The African-American abstract painter Sam Gilliam, known for his colorful canvases left free from the frames on which they are usually attached, died Saturday, June 25 at the age of 88, announced Monday two galleries having collaborated with him. He died in his Washington home of kidney failure, according to the New York Times.
“Sam Gilliam was one of the giants of modernism,” said Arne Glimcher, the founder of Pace Gallery, as quoted in the statement. “Sam embodied a vital spirit of freedom, achieved with courage, ferocity, sensitivity and poetry,” added David Kordansky, of the gallery of the same name.
It was in the late 1960s that Sam Gilliam, who had already painted his colorful shapes on folded canvases before stretching them on their stretchers, produced some of his most iconic works, the “drapes”, completely ridding his canvases from their wooden supports to let them fall freely from the ceiling or the walls.

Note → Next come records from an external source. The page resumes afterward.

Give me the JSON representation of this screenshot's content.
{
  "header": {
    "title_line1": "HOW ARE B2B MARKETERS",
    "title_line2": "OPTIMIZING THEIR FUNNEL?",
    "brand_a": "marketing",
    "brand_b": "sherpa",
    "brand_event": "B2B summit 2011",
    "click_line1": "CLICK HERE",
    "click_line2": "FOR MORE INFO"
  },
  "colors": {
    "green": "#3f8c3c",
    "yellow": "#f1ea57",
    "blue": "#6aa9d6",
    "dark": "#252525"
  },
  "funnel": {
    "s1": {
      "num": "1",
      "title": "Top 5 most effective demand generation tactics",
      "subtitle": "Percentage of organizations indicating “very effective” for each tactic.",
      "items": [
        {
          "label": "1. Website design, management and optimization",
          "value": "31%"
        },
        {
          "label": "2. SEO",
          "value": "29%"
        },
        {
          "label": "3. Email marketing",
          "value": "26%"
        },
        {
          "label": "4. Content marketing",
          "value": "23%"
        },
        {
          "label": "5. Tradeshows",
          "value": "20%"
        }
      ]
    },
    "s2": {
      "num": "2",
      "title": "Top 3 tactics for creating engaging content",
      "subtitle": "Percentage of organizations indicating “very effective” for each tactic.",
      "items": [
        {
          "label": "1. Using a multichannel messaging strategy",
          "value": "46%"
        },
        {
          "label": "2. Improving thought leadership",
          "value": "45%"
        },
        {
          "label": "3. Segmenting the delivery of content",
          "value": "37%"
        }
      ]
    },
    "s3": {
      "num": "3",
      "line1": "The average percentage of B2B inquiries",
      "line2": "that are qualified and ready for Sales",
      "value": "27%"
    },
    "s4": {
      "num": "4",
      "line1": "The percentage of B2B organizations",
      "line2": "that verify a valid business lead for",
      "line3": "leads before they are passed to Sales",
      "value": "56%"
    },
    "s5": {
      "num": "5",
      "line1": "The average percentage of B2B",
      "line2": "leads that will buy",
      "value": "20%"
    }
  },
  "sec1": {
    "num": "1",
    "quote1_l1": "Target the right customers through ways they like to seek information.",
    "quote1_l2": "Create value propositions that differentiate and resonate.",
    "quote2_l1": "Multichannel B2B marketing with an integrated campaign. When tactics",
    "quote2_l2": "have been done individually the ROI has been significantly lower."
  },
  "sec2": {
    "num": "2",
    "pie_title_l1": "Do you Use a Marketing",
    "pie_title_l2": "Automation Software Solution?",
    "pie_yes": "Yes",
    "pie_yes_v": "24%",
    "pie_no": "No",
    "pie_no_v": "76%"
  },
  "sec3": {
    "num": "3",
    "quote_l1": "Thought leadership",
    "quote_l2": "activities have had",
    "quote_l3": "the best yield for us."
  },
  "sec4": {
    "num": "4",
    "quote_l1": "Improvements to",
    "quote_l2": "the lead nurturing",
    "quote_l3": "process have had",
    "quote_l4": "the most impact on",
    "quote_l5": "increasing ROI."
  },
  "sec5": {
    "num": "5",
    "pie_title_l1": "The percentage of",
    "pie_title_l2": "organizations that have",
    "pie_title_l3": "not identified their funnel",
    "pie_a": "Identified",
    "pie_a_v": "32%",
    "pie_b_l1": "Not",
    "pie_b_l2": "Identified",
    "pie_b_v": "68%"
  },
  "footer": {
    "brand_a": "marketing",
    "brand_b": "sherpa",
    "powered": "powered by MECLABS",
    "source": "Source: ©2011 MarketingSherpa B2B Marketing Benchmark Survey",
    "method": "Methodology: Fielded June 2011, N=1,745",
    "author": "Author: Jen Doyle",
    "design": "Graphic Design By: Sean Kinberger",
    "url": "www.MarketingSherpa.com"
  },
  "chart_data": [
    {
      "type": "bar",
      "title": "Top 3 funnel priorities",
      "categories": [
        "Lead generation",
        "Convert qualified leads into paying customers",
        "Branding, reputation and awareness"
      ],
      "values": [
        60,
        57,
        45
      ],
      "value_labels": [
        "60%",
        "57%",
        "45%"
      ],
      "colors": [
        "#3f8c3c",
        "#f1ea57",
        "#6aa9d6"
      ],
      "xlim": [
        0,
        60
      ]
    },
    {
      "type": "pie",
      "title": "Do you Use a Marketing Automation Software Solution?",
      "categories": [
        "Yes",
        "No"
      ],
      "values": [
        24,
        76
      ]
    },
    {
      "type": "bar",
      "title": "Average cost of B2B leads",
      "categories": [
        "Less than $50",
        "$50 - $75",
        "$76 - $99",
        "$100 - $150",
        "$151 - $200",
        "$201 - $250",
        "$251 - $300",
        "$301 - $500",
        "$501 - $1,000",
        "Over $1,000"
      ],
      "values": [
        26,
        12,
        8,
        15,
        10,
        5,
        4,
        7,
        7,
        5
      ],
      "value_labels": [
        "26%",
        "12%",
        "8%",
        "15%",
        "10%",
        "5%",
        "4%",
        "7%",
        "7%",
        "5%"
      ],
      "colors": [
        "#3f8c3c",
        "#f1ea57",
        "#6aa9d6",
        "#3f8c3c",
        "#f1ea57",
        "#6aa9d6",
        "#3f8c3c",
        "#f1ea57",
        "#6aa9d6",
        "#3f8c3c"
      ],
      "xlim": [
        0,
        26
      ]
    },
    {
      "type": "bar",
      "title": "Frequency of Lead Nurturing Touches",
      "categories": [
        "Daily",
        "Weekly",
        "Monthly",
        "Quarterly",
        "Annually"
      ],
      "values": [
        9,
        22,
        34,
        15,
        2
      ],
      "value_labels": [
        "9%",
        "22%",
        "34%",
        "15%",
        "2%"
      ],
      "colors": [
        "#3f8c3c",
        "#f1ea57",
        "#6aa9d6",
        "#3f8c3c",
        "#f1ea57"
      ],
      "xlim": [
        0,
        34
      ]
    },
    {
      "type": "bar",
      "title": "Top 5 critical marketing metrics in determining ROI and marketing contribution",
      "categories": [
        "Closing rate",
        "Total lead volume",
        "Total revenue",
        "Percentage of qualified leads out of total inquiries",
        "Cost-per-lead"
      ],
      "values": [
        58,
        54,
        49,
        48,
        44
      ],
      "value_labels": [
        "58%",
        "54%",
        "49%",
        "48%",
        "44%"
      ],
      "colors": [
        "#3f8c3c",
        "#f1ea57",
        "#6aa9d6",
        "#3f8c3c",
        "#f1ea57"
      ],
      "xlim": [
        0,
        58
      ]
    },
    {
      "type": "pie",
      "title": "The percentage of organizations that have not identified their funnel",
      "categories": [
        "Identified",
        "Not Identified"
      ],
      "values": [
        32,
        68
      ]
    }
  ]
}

“These groundbreaking works (…) changed the history of art,” write the gallerists. “Gilliam transformed the medium of painting and its relationship to the spatial and architectural context in which it is viewed. »
“1968 was a year of revelation and determination”, explained the artist, quoted by the press release. Three of these paintings are currently on display at the Fondation Louis Vuitton, in Paris, as part of the exhibition “La Couleur en fugue”, until August 29, 2022.